En 1621, elle avait accepté de travailler au commerce de son beau-frère qui gérait une entreprise importante de transport. On voit Marie, dans les rues de Tours, en train de négocier, de s’occuper des employés ou de prendre soin de soixante chevaux. Parfois, il est minuit et elle est encore sur les quais à faire charger et décharger la marchandise.

En 1627, lors d’une expérience profonde de la Trinité, Jésus la prend pour son épouse et l’unit à lui de façon inexprimable. Elle vit ces expériences au milieu d’une vie très occupée.

En 1631, à la suite des appels répétés du Seigneur, elle entre chez les Ursulines, à Tours, où elle prend le nom de Marie de l’Incarnation. Là, Dieu continue à la préparer à la vocation missionnaire qu’il a choisie pour elle.

En 1634, dans un nouveau songe, elle voit «un lieu très difficile», qu’elle reconnaîtra à son arrivée à Québec, et perçoit que la Vierge Marie et son fils Jésus semblent l’appeler à une mission qu’elle ne connaît pas encore.

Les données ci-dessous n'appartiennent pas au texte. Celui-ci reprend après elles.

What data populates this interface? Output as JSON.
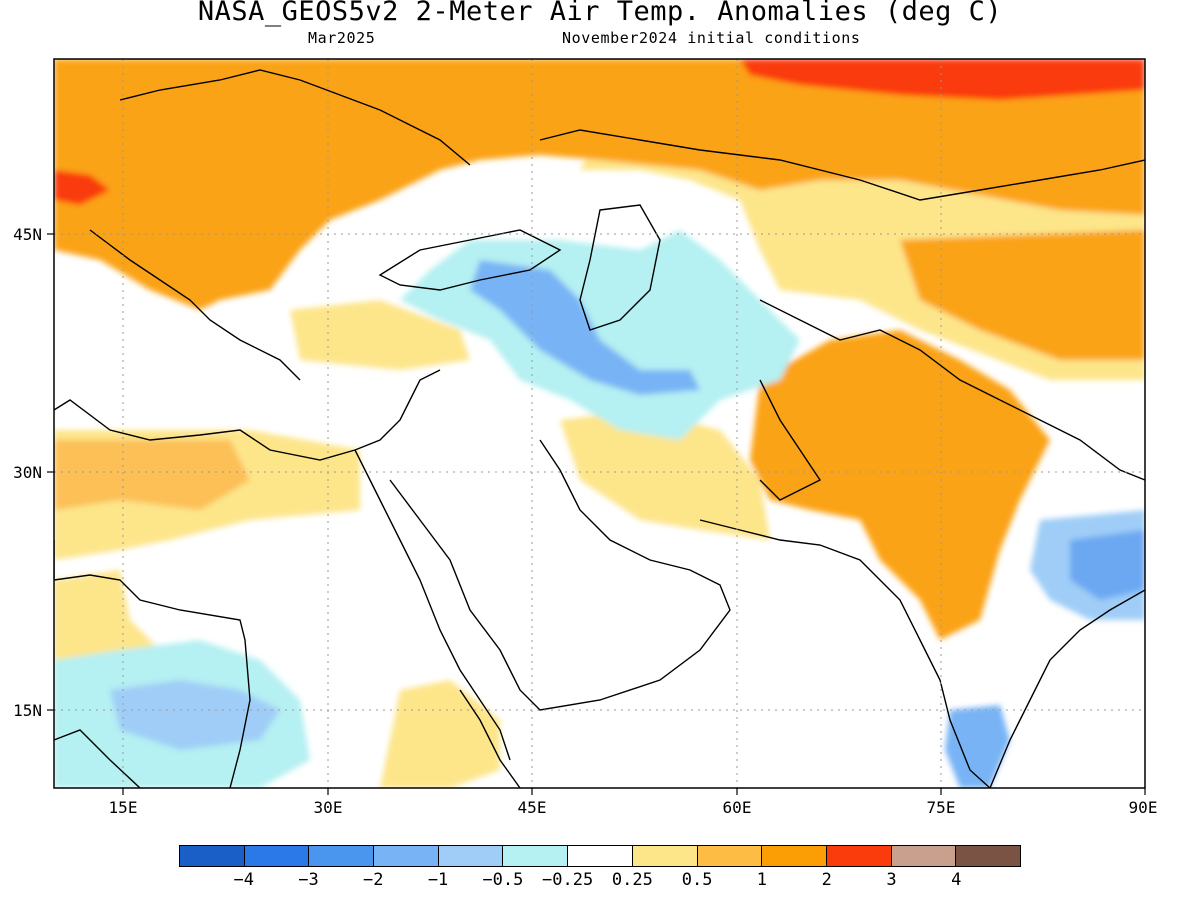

Elle entre en contact avec quelques Jésuites, missionnaires de la Nouvelle-France. Finalement, le 25 janvier 1639, elle quitte son monastère de Tours, en route pour Québec. Elle est accompagnée de madame de la Peltrie, une veuve qui est prête à la suivre et à l’aider financièrement dans son projet de fonder une école pour les jeunes filles amérindiennes et françaises.

De 1639 à 1672, elle vit dans son monastère à Québec, au coeur de la nouvelle Église canadienne.

Arrivée des Ursulines à QuébecPour se protéger du froid, les soeurs dorment dans des coffres, sortes de cercueils doublés de serge.

L’activité qu’elle déploie au service de la Mission est tout simplement prodigieuse. En plus d’accueillir les jeunes filles pour leur enseigner les fondements de la religion chrétienne, elle reçoit au parloir un grand nombre de visiteurs amérindiens et français.

En outre, elle se met à l’étude des langues du pays et compose des dictionnaires, des catéchismes et des histoires saintes dans au moins trois langues amérindiennes.

C’est à elle que revient tout le soin du matériel: la construction du monastère et la reconstruction après l’incendie de 1650, le souci d’assurer la nourriture et les vêtements pour les religieuses et les jeunes pensionnaires.

Marie de l'Incarnation enseigneLe soir à la chandelle, elle écrit des milliers de lettres à son fils, à ses amis et aux bienfaiteurs de France.

En 1654, elle répond aux demandes insistantes de son fils Claude, devenu bénédictin, en lui envoyant la Relation de sa vie.

Au dire de Bossuet, Marie de l’Incarnation est la «Thérèse du nouveau monde et de son temps.»

Elle est appelée, à juste titre «mère de l’Église canadienne».

Elle meurt à Québec le 30 avril 1672, et a été béatifiée par Jean-Paul II le 22 avril 1980.

Bienheureuse Marie de l’Incarnation, ramenez nos Canadiens à la pratique religieuse.